As I moved into the doorway, it was impossible to chase away the image of that poor woman, stepping off the solid concrete floor and into a bottomless pit of bat-shit soup. “Thanks, hon,” I said.
Janet only smiled.
“We’ll leave these bats alone,” Muradali said, moving away from the shaft.
As we quickly followed him, I let out a breath I hadn’t realized I’d been holding. “Can we catch vampires like this?” I asked, suddenly feeling a bit braver and taking a few swings at some phantom air bats.
“No,” he replied, picking his way through the debris. “Too smart.”

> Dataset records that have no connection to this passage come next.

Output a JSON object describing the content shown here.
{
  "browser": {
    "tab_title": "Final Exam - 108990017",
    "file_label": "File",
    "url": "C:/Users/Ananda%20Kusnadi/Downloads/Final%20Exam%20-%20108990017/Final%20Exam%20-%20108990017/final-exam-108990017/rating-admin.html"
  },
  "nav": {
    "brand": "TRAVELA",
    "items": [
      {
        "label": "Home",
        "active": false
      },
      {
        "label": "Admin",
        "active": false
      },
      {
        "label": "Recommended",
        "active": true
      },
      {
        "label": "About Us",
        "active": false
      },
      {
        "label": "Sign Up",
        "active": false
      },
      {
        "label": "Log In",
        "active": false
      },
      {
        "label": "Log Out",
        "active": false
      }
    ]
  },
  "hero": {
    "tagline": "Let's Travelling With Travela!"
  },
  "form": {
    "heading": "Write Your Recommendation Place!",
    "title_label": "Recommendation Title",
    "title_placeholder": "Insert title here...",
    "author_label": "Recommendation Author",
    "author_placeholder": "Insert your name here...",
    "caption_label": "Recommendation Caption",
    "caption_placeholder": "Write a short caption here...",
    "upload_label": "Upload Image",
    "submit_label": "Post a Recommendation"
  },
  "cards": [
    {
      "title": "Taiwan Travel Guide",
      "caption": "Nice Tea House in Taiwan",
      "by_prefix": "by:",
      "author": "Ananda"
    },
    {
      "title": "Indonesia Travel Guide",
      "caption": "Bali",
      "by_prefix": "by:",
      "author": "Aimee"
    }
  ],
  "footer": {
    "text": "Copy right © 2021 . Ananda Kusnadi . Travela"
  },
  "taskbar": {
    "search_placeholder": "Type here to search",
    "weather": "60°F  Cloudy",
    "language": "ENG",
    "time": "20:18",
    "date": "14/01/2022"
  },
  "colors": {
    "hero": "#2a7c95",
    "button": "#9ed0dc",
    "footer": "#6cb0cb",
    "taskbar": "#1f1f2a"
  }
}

Later, the scientist explained that early efforts to eradicate vampire bats had resulted in the deaths of thousands of non-blood-feeding species. In 1941, Captain Lloyd Gates was placed in charge of protecting the American forces stationed at Wallerfield from the twin threat of mosquitoes and vampire bats. Gates’s less-than-subtle response to the bat problem was to have his men use dynamite and poison gas in caves known to contain bat roosts. Flamethrowers became a popular alternative, but still the vampires persisted, as did their attacks upon the encroaching military men. Also hard hit was the increasing population of locals who had been drawn to the region for the income the base provided. As a result, thousands upon thousands of non-blood-feeding bats were blown up, poisoned, or incinerated. Even worse, these bat eradication techniques were apparently so appealing that over eight thousand caves in post–World War II Brazil were similarly destroyed.*5
Farouk recounted how he and vampire bat expert Rexford Lord had been sent to Brazil to pick up some tips on eradicating Desmodus from the antirabies groups working there.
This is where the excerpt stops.